Выбрать главу

Скоро ты узнаешь. А может, и не узнаешь, если я сделаю всё верно.

Зной реки…

Лунный блик спит в бокале,

Утолим мы

Нашу боль и печали…

Нашу ли? Этот старик говорил со мной, и лицо его было образцом аристократического стиля. Твёрдые черты, ровный тон. И сумасшедшая, безумная боль в зрачках.

Там где койка в каюте,

А в зеркале – ты!

Ну позволь мне испить

От твоей наготы!

Наши губы целует

Тёплый ветер реки…

Он не мог тебя целовать — ты не хотела. Он совершил ошибку, взяв тебя в жёны.

Вскоре втянутся цепи

Сквозь якорный клюз

И споют нам, споют:

Кюрасао блюз…

Я смотрю на тебя. Постель растерзана, покрывало смятым комком отброшено в сторону. Тонкая простыня накрывает тебя, и понимаю, что тебе жарко, несмотря на то, что открыт иллюминатор. Я смотрю, как дыхание ворошит концы твоих волос, сбившихся на подушке.

Зной реки …

Лунный блик спит в бокале.

Утопаю,

Я в тебе утопаю…

Стон распластанных тел,

Жизнь свернулась в спираль:

Получи, что хотел,

Гран мерси, дженераль!

Я закрываю глаза. Я понимаю, что эта картина будет стоять перед моим взглядом долго, очень долго. Возможно, столько, сколько я проживу.

Наши пальцы ласкает

Тёплый ветер реки…

Вскоре выпадут цепи

Сквозь якорный клюз

И споют нам, споют:

Кюрасао блюз…

Я отворачиваю крышку фляжки. Я не пил три месяца, но сейчас я не смогу без алкоголя.

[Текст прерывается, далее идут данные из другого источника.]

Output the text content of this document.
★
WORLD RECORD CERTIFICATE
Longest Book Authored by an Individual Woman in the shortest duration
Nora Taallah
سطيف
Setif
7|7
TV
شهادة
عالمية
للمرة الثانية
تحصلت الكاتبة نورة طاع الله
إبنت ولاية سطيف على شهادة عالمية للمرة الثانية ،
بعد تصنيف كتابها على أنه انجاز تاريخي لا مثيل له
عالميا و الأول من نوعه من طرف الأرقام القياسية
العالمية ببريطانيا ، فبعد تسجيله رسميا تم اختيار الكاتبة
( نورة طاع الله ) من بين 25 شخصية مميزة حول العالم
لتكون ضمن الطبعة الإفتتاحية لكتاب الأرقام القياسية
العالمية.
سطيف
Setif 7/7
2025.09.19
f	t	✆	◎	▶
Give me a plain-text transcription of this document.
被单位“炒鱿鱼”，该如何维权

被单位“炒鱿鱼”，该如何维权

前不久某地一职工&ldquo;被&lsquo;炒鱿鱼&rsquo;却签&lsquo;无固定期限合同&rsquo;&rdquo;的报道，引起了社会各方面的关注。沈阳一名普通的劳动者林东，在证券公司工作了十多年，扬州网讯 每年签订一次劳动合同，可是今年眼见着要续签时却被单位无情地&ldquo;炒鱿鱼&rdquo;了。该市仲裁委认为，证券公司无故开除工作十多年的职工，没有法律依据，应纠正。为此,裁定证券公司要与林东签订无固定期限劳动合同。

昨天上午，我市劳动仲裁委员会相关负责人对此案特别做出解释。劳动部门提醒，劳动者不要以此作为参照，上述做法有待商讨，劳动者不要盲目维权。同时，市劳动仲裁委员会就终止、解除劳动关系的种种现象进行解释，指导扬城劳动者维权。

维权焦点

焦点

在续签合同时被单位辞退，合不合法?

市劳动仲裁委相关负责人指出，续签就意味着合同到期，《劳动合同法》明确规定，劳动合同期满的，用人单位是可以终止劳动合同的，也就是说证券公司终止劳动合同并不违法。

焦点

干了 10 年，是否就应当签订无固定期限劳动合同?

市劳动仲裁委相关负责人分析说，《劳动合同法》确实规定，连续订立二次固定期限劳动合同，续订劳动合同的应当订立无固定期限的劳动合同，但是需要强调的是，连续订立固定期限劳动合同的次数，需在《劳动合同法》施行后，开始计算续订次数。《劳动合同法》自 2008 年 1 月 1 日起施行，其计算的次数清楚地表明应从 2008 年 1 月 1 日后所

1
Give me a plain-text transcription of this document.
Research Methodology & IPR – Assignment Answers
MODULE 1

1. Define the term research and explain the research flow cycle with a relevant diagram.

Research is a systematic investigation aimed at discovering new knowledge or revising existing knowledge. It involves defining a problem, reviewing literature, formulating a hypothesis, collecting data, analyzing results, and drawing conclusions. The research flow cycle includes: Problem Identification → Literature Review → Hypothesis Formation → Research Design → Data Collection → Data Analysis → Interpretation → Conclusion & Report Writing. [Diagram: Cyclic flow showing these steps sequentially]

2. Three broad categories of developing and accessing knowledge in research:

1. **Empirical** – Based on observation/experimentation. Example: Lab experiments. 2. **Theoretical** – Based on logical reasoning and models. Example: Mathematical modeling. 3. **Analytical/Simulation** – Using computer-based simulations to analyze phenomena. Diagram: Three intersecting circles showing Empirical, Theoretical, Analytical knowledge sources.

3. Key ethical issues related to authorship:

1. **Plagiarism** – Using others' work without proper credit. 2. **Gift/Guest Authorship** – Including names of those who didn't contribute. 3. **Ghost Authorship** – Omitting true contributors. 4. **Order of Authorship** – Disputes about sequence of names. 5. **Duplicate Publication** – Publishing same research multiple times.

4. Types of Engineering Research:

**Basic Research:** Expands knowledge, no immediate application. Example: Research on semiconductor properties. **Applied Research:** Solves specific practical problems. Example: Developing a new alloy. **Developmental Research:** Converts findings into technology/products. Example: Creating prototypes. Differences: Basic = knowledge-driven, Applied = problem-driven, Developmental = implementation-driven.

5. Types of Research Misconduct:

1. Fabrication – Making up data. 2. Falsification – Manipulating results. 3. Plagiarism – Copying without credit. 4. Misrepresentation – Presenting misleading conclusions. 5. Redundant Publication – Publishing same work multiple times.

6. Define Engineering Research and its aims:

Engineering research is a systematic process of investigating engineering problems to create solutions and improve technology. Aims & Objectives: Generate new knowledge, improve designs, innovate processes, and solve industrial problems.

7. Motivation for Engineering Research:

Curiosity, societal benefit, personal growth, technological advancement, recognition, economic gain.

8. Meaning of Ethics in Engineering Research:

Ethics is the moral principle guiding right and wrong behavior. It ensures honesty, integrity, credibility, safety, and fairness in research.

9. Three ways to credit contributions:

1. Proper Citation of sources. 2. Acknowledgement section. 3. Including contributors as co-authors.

Резкий вкус дешёвого коньяка обжигает язык и горло. Я кривлюсь, морщусь, утираю выступившие слёзы.

Зной реки…

Луч зари на бокале.

Потеряю,

На далёком причале…

Бой прольёт неуклюже

Наш утренний чай…

Ну, послушай, послушай:

Не по-ки-дай!

Я малодушно оттягиваю неизбежное. Неизбежное ли?

Да. Я и правда труслив, а старик предупредил совершенно чётко — я должен умереть. Вот только как — выбирать мне.

Наши души терзает

Тёплый ветер реки…

Вскоре втянутся цепи

Сквозь якорный клюз

И споют мне, споют:

Кюрасао блюз…

Я поднимаюсь со стула. Коленом становлюсь на постель.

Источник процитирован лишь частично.